Extract modifed base call information from Guppy Fast5 files.

Primary LanguagePythonOtherNOASSERTION

Oxford Nanopore Technologies logo

Fast5Mod

install with bioconda

Fast5mod is a set of two programs for converting Guppy's modified base Fast5 output into:

  • An aligned or unaligned BAM formatted file, and
  • Aggregate modified base calls.

The functionality was originally part of Medaka, but has be removed to this distinct project.

© 2020 Oxford Nanopore Technologies Ltd.

Installation

Fast5Mod can be installed in one of several ways.

Installation with pip

For those who prefer python's native pacakage manager, fast5mod is also available on pypi and can be installed using pip:

pip install fast5mod

We recommend using fast5mod within a virtual environment, viz.:

virtualenv fast5mod --python=python3 --prompt "(fast5mod) "
. fast5mod/bin/activate
pip install fast5mod

Usage

The basic workflow for aggregating Guppy basecalling results for Dcm, Dam, and CpG methylation is shown below.

Aggregating the information from Guppy outputs is a two stage process, first the basecalling results are extracted .fast5 files and placed in a .bam file:

FAST5PATH=guppy/workspace
REFERENCE=grch38.fasta
OUTBAM=meth.bam
fast5mod guppy2sam ${FAST5PATH} ${REFERENCE} \
    --workers 74 --recursive \
    | samtools sort -@ 8 | samtools view -b -@ 8 > ${OUTBAM}
samtools sort ${OUTBAM}

This program will extract both the basecall sequence and methylation scores, align the basecall to the reference, and store results in a standard format. In this preliminary workflow the methylation scores are stored in two SAM tags, 'MC' and 'MA', one each for 5mC and 6mA respectively. The tags are 8bit integer array-values, one value per basecall position. This is a different form to that proposed in the current hts-specs proposition, but allows for more trivial parsing.

The second step is to aggregate the reference-aligned information to produce a simple tabular summary of read methylation counts:

BAM=meth.bam
REFERENCE=grch38.fasta
REGION=chr20:500000-1000000
OUTPUT=meth.tsv
fast5mod call --meth cpg ${BAM} ${REFERENCE} ${REGION} ${OUTPUT}

Here the option --meth cpg indicates that loci containing the sequence motif CG should be examined for 5mC presence. Other choices are dcm for which the motifs CCAGG and CCTGG are examined for 5mC and dam (GATC) for 6mA.

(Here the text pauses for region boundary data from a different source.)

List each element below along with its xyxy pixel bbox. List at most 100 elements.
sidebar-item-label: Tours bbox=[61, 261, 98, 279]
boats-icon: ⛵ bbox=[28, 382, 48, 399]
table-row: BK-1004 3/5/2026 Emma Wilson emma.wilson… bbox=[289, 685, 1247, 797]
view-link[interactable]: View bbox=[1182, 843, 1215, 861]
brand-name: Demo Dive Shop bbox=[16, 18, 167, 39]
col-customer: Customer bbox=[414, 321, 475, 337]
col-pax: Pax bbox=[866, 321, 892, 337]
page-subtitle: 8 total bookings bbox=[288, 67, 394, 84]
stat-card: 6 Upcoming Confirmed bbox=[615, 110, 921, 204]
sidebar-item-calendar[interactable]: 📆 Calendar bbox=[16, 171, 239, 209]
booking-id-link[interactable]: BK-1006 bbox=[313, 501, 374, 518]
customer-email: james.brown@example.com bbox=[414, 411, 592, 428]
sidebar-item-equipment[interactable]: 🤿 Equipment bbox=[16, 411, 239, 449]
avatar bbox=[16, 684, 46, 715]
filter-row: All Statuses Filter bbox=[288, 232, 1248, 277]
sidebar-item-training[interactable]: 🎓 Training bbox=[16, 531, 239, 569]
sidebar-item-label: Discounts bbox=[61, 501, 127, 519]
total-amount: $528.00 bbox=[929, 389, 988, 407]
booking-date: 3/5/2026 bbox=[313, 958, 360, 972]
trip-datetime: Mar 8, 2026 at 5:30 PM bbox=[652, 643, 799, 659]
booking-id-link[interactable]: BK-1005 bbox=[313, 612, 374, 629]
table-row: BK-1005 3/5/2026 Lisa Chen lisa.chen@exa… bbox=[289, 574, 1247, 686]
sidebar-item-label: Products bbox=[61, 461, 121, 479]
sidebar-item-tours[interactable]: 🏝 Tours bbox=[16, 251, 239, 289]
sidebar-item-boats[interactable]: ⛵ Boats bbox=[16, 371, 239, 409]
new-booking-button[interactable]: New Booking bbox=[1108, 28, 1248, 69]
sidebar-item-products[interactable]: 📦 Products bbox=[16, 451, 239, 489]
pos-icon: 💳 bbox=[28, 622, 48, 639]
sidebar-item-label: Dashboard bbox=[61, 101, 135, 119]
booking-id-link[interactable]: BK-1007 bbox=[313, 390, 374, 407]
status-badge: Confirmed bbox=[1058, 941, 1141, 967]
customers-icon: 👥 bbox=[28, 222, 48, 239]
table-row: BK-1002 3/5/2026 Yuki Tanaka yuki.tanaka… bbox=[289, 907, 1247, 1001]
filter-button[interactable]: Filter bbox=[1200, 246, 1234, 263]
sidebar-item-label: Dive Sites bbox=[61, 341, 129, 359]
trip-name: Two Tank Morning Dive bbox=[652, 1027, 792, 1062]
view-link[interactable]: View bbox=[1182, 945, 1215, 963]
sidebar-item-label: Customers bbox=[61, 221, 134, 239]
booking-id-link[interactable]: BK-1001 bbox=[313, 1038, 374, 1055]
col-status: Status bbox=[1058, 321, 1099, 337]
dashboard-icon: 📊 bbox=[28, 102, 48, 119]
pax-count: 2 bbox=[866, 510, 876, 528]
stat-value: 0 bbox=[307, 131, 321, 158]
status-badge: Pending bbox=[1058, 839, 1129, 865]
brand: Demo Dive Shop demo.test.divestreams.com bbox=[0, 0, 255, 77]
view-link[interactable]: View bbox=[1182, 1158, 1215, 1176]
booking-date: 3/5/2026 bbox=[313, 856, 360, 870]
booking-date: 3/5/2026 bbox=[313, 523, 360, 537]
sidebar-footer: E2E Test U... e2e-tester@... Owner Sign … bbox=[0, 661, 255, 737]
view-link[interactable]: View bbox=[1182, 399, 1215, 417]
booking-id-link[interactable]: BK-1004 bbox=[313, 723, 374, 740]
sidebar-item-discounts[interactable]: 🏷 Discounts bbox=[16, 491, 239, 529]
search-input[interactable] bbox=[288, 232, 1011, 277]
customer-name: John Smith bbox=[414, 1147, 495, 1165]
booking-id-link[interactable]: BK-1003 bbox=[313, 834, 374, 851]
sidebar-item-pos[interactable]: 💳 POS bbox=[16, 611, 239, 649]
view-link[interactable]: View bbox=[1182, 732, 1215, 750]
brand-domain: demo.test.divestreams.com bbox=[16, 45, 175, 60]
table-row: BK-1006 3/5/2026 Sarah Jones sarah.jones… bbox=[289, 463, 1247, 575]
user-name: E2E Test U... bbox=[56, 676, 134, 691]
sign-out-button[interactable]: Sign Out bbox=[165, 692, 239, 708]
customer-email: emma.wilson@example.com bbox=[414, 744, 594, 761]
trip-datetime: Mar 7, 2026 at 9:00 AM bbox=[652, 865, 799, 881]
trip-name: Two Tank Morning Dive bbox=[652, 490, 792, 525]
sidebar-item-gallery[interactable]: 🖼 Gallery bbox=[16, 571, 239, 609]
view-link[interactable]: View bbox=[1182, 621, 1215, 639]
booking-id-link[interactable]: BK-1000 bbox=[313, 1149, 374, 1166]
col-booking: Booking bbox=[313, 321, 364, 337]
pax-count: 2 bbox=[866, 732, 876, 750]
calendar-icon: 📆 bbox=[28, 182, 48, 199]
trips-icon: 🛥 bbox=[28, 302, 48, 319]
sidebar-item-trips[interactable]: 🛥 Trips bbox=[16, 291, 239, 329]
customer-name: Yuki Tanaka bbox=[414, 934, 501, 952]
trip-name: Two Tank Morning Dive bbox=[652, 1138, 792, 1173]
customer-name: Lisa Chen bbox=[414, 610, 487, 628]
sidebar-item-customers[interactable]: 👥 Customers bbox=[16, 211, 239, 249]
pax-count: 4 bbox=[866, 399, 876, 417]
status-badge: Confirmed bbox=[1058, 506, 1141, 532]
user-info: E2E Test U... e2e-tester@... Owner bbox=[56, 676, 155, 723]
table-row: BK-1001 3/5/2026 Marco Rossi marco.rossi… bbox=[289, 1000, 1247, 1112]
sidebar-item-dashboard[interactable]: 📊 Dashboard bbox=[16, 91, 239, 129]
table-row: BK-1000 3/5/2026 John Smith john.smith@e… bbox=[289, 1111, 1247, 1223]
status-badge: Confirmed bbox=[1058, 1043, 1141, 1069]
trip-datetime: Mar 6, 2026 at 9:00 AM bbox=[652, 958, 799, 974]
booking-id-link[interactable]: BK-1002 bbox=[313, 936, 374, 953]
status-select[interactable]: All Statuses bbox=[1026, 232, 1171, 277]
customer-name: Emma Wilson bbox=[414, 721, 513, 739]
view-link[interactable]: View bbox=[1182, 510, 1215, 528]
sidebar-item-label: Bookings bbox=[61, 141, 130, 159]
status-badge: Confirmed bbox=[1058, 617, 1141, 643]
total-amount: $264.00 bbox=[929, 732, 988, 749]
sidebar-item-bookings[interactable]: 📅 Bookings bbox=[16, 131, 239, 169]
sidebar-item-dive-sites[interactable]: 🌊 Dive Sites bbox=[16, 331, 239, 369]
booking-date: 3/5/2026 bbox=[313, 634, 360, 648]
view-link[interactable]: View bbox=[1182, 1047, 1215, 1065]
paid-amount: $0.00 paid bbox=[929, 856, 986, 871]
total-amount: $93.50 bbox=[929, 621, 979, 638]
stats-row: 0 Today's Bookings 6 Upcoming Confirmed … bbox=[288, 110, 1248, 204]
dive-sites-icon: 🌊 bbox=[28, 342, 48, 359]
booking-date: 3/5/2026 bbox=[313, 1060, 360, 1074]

The output file is a simple tab-delimited text file with columns: 'ref.name', 'position', 'motif', 'fwd.meth.count', 'rev.meth.count', 'fwd.canon.count', and 'rev.canon.count'. Here fwd./ref. indicate counts on the two DNA strands and meth./canon. indicate counts for methylated and canonical bases. Note that the position field records the position of the first base in the motif recorded.

Help

Licence and Copyright

© 2020 Oxford Nanopore Technologies Ltd.

fast5mod is distributed under the terms of the Mozilla Public License 2.0.

Research Release

Research releases are provided as technology demonstrators to provide early access to features or stimulate Community development of tools. Support for this software will be minimal and is only provided directly by the developers. Feature requests, improvements, and discussions are welcome and can be implemented by forking and pull requests. However much as we would like to rectify every issue and piece of feedback users may have, the developers may have limited resource for support of this software. Research releases may be unstable and subject to rapid iteration by Oxford Nanopore Technologies.